Tottenham Transfer News Needs Cooler Heads

The reported fee, £34.5m, is not outrageous in the current market. In isolation, that number is manageable. The wages are the part that changes everything. They distort squad planning, they affect dressing-room hierarchy and they narrow your margin for error. If you are rebuilding, you need conviction. You also need discipline.

Rashford at his best gives you speed, carries, goals and final-third unpredictability. Rashford at anything below that level gives you a very expensive debate. Tottenham need fewer debates and more certainties.

Junior Kroupi May Be Better Long-Term Fit

That is why Junior Kroupi feels like the cleaner idea. Younger, more mouldable and likely far less damaging to the wage bill, he looks more aligned with a modern squad build. If Spurs truly believe he can grow into a major attacking figure, then that should be the priority.

There is no harm in asking about Rashford. Big clubs should ask. Big clubs should also know when the numbers, the player preference and the wider strategy do not line up.
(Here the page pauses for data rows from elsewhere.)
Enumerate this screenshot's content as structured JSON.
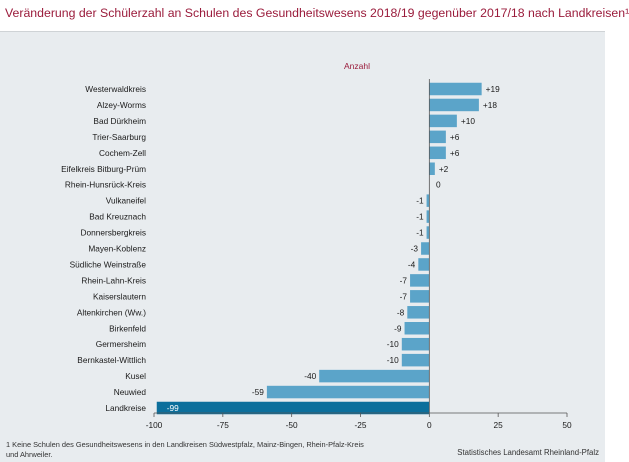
{
  "title": "Veränderung der Schülerzahl an Schulen des Gesundheitswesens 2018/19 gegenüber 2017/18 nach Landkreisen¹",
  "footnote": "1 Keine Schulen des Gesundheitswesens in den Landkreisen Südwestpfalz, Mainz-Bingen, Rhein-Pfalz-Kreis und Ahrweiler.",
  "source": "Statistisches Landesamt Rheinland-Pfalz",
  "colors": {
    "bar": "#5ba4c9",
    "highlight_bar": "#0c6f9c",
    "title": "#9a1b3b",
    "background": "#e8ecef"
  },
  "chart_data": {
    "type": "bar",
    "orientation": "horizontal",
    "series_label": "Anzahl",
    "categories": [
      "Westerwaldkreis",
      "Alzey-Worms",
      "Bad Dürkheim",
      "Trier-Saarburg",
      "Cochem-Zell",
      "Eifelkreis Bitburg-Prüm",
      "Rhein-Hunsrück-Kreis",
      "Vulkaneifel",
      "Bad Kreuznach",
      "Donnersbergkreis",
      "Mayen-Koblenz",
      "Südliche Weinstraße",
      "Rhein-Lahn-Kreis",
      "Kaiserslautern",
      "Altenkirchen (Ww.)",
      "Birkenfeld",
      "Germersheim",
      "Bernkastel-Wittlich",
      "Kusel",
      "Neuwied",
      "Landkreise"
    ],
    "values": [
      19,
      18,
      10,
      6,
      6,
      2,
      0,
      -1,
      -1,
      -1,
      -3,
      -4,
      -7,
      -7,
      -8,
      -9,
      -10,
      -10,
      -40,
      -59,
      -99
    ],
    "value_labels": [
      "+19",
      "+18",
      "+10",
      "+6",
      "+6",
      "+2",
      "0",
      "-1",
      "-1",
      "-1",
      "-3",
      "-4",
      "-7",
      "-7",
      "-8",
      "-9",
      "-10",
      "-10",
      "-40",
      "-59",
      "-99"
    ],
    "highlight": "Landkreise",
    "xlim": [
      -100,
      50
    ],
    "xticks": [
      "-100",
      "-75",
      "-50",
      "-25",
      "0",
      "25",
      "50"
    ],
    "grid": false
  }
}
Tottenham may like the player, but liking a player and making a smart deal are two very different things.

Our View

From a Tottenham perspective, this is the sort of link that splits opinion immediately. Rashford is a serious name, a proven Premier League attacker and someone who, on his day, can change matches on his own. If De Zerbi believes he can get him sharp, committed and confident again, you can understand why the club would at least test the water.

That said, Spurs have been down this road before with expensive ideas that look glamorous before the details land. The wages are the obvious red flag. If one player comes in on a massive salary, it shifts the whole balance of the squad. For a team still trying to recover from a dreadful campaign, that feels risky.

The other point is timing. Tottenham need smart recruitment, not emotional recruitment. If Kroupi is genuinely available and open to the move, that sounds more like the kind of decision that builds a side for three or four years rather than one that creates pressure in three or four months.

Supporters want statement signings, of course they do. Rashford would qualify. But fans also want a coherent plan. If Spurs can land him on sensible terms, fair enough. If not, walk away and keep building properly. Hope is back when the club starts choosing well, not merely spending big.